Le Rêve de glace de Eileen Napaljarri
Ce tableau représente le principal site de rêve du père d'Eileen, « Tjitturrnga dreaming » (Rêve de glace), qui se trouve à l'ouest de Kintore dans le pays des collines de sable, (« Tali Tali »). Ce rêve fait référence à un temps terriblement froid (dernière glaciation?) qui fut à l'origine de la création du feu par les ancêtres Tingari.
Tingari désigne un peuple mythique, venu de la mer et qui migra vers le centre de l'Australie, arriva dans la région du lac Mac Kay, façonna le paysage, créa les rituels et donna la loi aux Hommes.
La palette chaude que l'artiste est là pour évoquer des charbons ardents provenant d'un feu de camp. C'était une pratique courante pour la famille de passer des nuits allongés avec des braises soigneusement placées de chaque côté pour se réchauffer. Il était courant de présenter, au matin, quelques brûlures dues à la proximité des braises, ce qui arrive encore aujourd'hui, de nombreuses personnes préférant dormir au coin du feu plutôt qu'à l'intérieur.
Les températures dans le désert tombent souvent bien au-dessous de zéro en hiver et, sans abri, ni vêtements ou peaux d'animaux pour les couvrir, le feu et les chiens étaient le seul moyen de se maintenir au chaud.
Membre de la communauté artistique de Kintore (à la frontière entre les Territoires du Nord et l'Australie Occidentale), Eileen fait partie du groupe des Pintupi dont les membres, chassés de leurs terres ancestrales par la colonisation, avaient été regroupés dans les centres de peuplement du désert central et ont longtemps vécu dans la région de Papunya, lieu où la peinture aborigène contemporaine naquit dans les années 1970. Son père, Charlie Tararu Tjungurrayi, fut d’ailleurs l’un des membres fondateurs de la Papunya Tula Artists.
Ces toiles sont dédiées au site rituel de Tjiturrulpa situé un peu à l’ouest de Kintore et lieu de naissance du père de l’artiste.
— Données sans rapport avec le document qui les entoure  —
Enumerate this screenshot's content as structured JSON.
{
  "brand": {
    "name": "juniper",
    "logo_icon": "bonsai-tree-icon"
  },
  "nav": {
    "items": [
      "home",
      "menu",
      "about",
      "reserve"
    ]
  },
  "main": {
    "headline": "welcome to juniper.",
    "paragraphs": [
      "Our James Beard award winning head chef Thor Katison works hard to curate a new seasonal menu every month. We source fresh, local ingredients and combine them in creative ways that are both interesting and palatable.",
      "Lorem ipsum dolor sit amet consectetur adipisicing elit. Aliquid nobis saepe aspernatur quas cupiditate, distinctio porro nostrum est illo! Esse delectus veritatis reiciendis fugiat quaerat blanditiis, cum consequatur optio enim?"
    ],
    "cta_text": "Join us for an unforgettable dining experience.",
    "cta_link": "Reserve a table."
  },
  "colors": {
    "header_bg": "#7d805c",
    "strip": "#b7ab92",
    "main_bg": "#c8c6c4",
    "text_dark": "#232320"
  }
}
L’endroit est situé dans un ensemble de collines rocheuses elles-mêmes entourées de dunes de sables et ce sont ces dunes (lignes) que l’artiste représente comme si elle les voyait du ciel conformément à la tradition « satellitaire » d’une grande partie de la peinture du désert. Mais c'est aussi selon Eileen les branches de bois mulga, abondantes en ce lieu, dont les ancêtres firent des outils (lances, bâtons, plats…) en les durcissant au feu.
La technique est, elle, inspirée du « dot painting » ou « pointillisme » typique de cette même peinture inspirée à l’origine par les peintures sur sol réalisées à l’aide de l’extrémité d’un bâtonnet trempé dans des pigments naturels.
La palette de l’artiste reste est vive pour dire la splendeur d’un territoire vibrant de vie et le célébrer dans tout l’éclat qu’il avait au Temps mythique du Rêve (ou Dreamtime) quand les Ancêtres « Tingari » le parcouraient hommes, femmes et jeunes.